Я сказал, что ты мне понравился в Париже, когда был совсем щенком — длинным, с толстыми лапами. Ты мне и теперь нравишься, когда стал крепким, взрослым псом. Тебе тяжело, ты пришел ко мне, и я постараюсь тебе помочь, чем смогу. Но только не пытайся меня разжалобить, а иначе у нас ничего не получится. Уж лучше быть героем. Ну как, я тебя не слишком задел за живое?
— Черт с тобой.
Они оба рассмеялись, и Эллери отрывисто произнес:
— Подожди, пока я набью трубку.
Рано утром 1 сентября 1939 года нацистские самолеты загрохотали над Варшавой. Еще до исхода дня Франция объявила всеобщую мобилизацию и ввела военное положение. И еще до конца недели Говард уехал к себе на родину.
— Я охотно воспользовался предлогом, — признался он. — И был по горло сыт Францией, беженцами, Гитлером, Муссолини, кафе «Сен-Мишель» и самим собой. Мне хотелось прокрасться в свою кровать, залезть под одеяло и уснуть лет на двадцать. Даже скульптура успела мне надоесть. И когда я вернулся домой, то выбросил мой резец.
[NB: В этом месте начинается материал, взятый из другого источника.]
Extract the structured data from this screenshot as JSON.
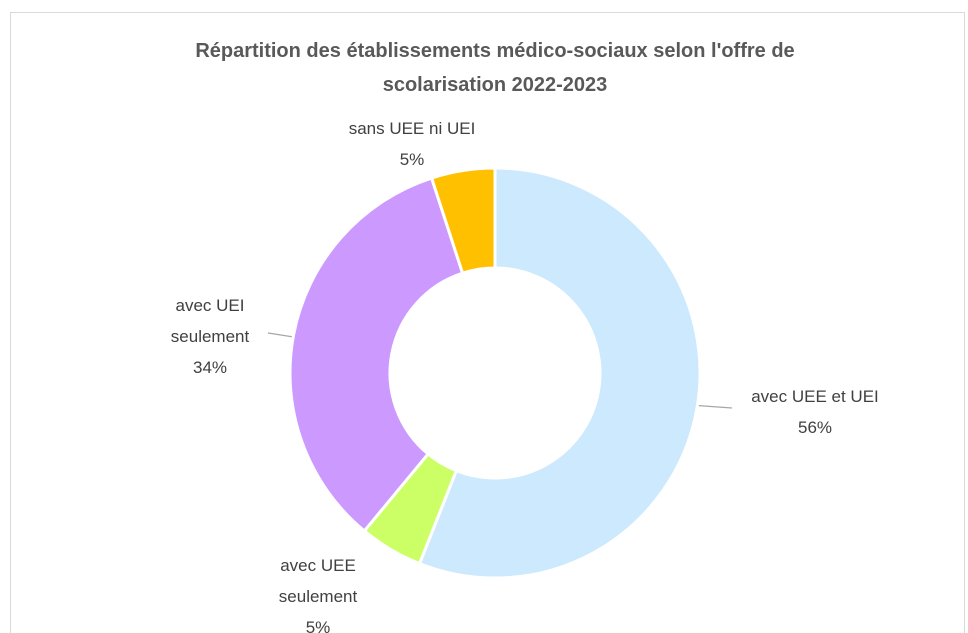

Отец, по обыкновению, устранился. Не задавал мне никаких вопросов и не предъявлял претензий. Он дал мне возможность решать самому.
Однако Говард так ничего и не решил. Его кровать не стала утробой для долгого сна, и об этом он теперь не мечтал. Главная улица города вдруг показалась ему еще более чужой, чем парижская улица Кота-рыболова. Он принялся читать газеты и журналы и слушать по радио репортажи о капитуляции Европы. Он также начал избегать зеркал. И обнаружил, что в корне не согласен с изоляционистскими суждениями дядюшки. За обеденным столом Ван Хорнов вспыхивали ссоры, и отец Говарда без особого успеха пытался примирить спорящих.